12 outubro 2021

A CELEBRAÇÃO DOS 2.500 ANOS DO IMPÉRIO PERSA


12 de Outubro de 1971. Com a chegada do Xá a uma base militar próxima de Persépolis, iniciavam-se as cerimónias das celebrações dos 2.500 anos da fundação do império persa por Ciro, o Grande. A data escolhida foi, obviamente, tão especulativa quanto arbitrária - estava-se a celebrar algo que teria acontecido em 529 a.C.! Contudo, o que era importante era o significado político da celebração e não o seu rigor histórico. Através dela, o regime iraniano procurava demarcar-se daquela que seria a sua «civilização» (para empregar uma terminologia que então não existia, só veio a ser popularizada vinte e dois anos depois com Samuel Huntington) e para ir buscar as suas raízes a várias estruturas políticas muito bem sucedidas que haviam precedido o Islão: os impérios aqueménida, arsácida e sassânida. Era uma movimentação ousada, mas intelectualmente brilhante, que procurava atribuir ao Irão uma especificidade outra que não a religiosa, nomeadamente o xiismo, que o distinguia das outras correntes do Islão. Com a valorização que se pretendia com o gesto de atribuir àquelas raízes pré-islâmicas, procurava-se fomentar ainda mais o laicismo da sociedade iraniana, aquilo que, na época, parecia condição favorável para as reformas sociais e a sua ocidentalização, conforme se comprovara com o que acontecera nos cinquenta anos precedentes com a vizinha Turquia. Se a ideia se apresentava teoricamente brilhante, a sua implementação, tal qual ela pôde ser apreciada nestas cerimónias, revelou-se um desastre. Cerimónias como o cortejo histórico (que se pode ver no vídeo mais abaixo) só podiam suplantar na magnificência dos meios, que não na imaginação, aquilo que já se vira noutras celebrações equivalentes, até mesmo por cá, por ocasião da exposição do Mundo português de 1940.

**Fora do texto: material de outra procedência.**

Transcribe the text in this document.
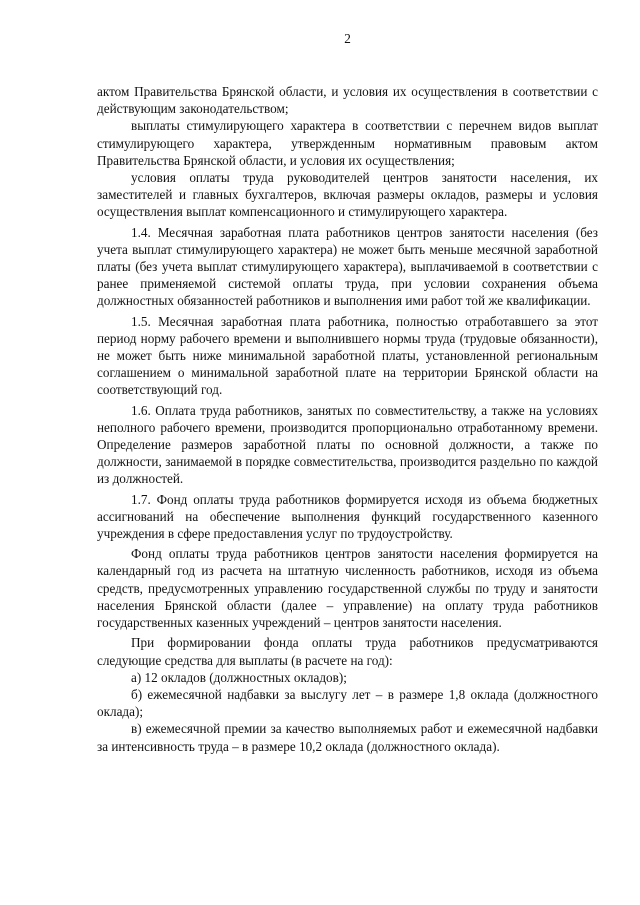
2

актом Правительства Брянской области, и условия их осуществления в соответствии с действующим законодательством;

выплаты стимулирующего характера в соответствии с перечнем видов выплат стимулирующего характера, утвержденным нормативным правовым актом Правительства Брянской области, и условия их осуществления;

условия оплаты труда руководителей центров занятости населения, их заместителей и главных бухгалтеров, включая размеры окладов, размеры и условия осуществления выплат компенсационного и стимулирующего характера.

1.4. Месячная заработная плата работников центров занятости населения (без учета выплат стимулирующего характера) не может быть меньше месячной заработной платы (без учета выплат стимулирующего характера), выплачиваемой в соответствии с ранее применяемой системой оплаты труда, при условии сохранения объема должностных обязанностей работников и выполнения ими работ той же квалификации.

1.5. Месячная заработная плата работника, полностью отработавшего за этот период норму рабочего времени и выполнившего нормы труда (трудовые обязанности), не может быть ниже минимальной заработной платы, установленной региональным соглашением о минимальной заработной плате на территории Брянской области на соответствующий год.

1.6. Оплата труда работников, занятых по совместительству, а также на условиях неполного рабочего времени, производится пропорционально отработанному времени. Определение размеров заработной платы по основной должности, а также по должности, занимаемой в порядке совместительства, производится раздельно по каждой из должностей.

1.7. Фонд оплаты труда работников формируется исходя из объема бюджетных ассигнований на обеспечение выполнения функций государственного казенного учреждения в сфере предоставления услуг по трудоустройству.

Фонд оплаты труда работников центров занятости населения формируется на календарный год из расчета на штатную численность работников, исходя из объема средств, предусмотренных управлению государственной службы по труду и занятости населения Брянской области (далее – управление) на оплату труда работников государственных казенных учреждений – центров занятости населения.

При формировании фонда оплаты труда работников предусматриваются следующие средства для выплаты (в расчете на год):

а) 12 окладов (должностных окладов);

б) ежемесячной надбавки за выслугу лет – в размере 1,8 оклада (должностного оклада);

в) ежемесячной премии за качество выполняемых работ и ежемесячной надбавки за интенсивность труда – в размере 10,2 оклада (должностного оклада).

O ponto frágil de todas as celebrações, contudo, percebe-se hoje, foi a prioridade que se deu a projectar as cerimónias para o exterior, e a falta de cuidado que houve em transformá-las em festas populares. Houve uma preocupação extrema em ter presentes as mais destacadas figuras políticas internacionais (especialmente monarcas - Bélgica, Dinamarca, Etiópia, Jordânia, Nepal, Noruega,...), mas isso apenas acentuou o carácter aristocrático das cerimónias - significativamente, os banquetes que foram servidos, previstos para 500/600 convidados, um deles para durar cinco horas e meia(!), foram encomendados em Paris, ao restaurante Maxim's. Não é por isso de estranhar que todos os vinhos e espumantes que acompanhavam os banquetes fossem franceses. Enquanto isso, e porque Persépolis se situa numa das regiões remotas do Irão e nada fora pensado em termos de transportes colectivos para o local, o melhor que qualquer iraniano poderia fazer para acompanhar as cerimónias que proclamavam a grandiosidade e perenidade do seu país era segui-las pela... televisão. Caso o conseguisse, porque as emissões de cobriam apenas 30% dos iranianos. Escolhi uma fotografia que me parecesse simbólica da ocasião: nela se vê, à direita, o Xá a discursar, por detrás dele vê-se toda a comitiva que o acompanhava, doméstica e internacional, mas não se chega a ver para quem é que o Xá está a discursar. Na realidade, o que a fotografia não mostra é que não estaria lá ninguém, o povo iraniano brilhou pela ausência nestas cerimónias que, não fora a seriedade política que o regime iraniano lhes pretendeu atribuir, bem podiam ser comparadas no seu exclusivismo aristocrático a uma daquelas caçadas à raposa típicas da gentry inglesa.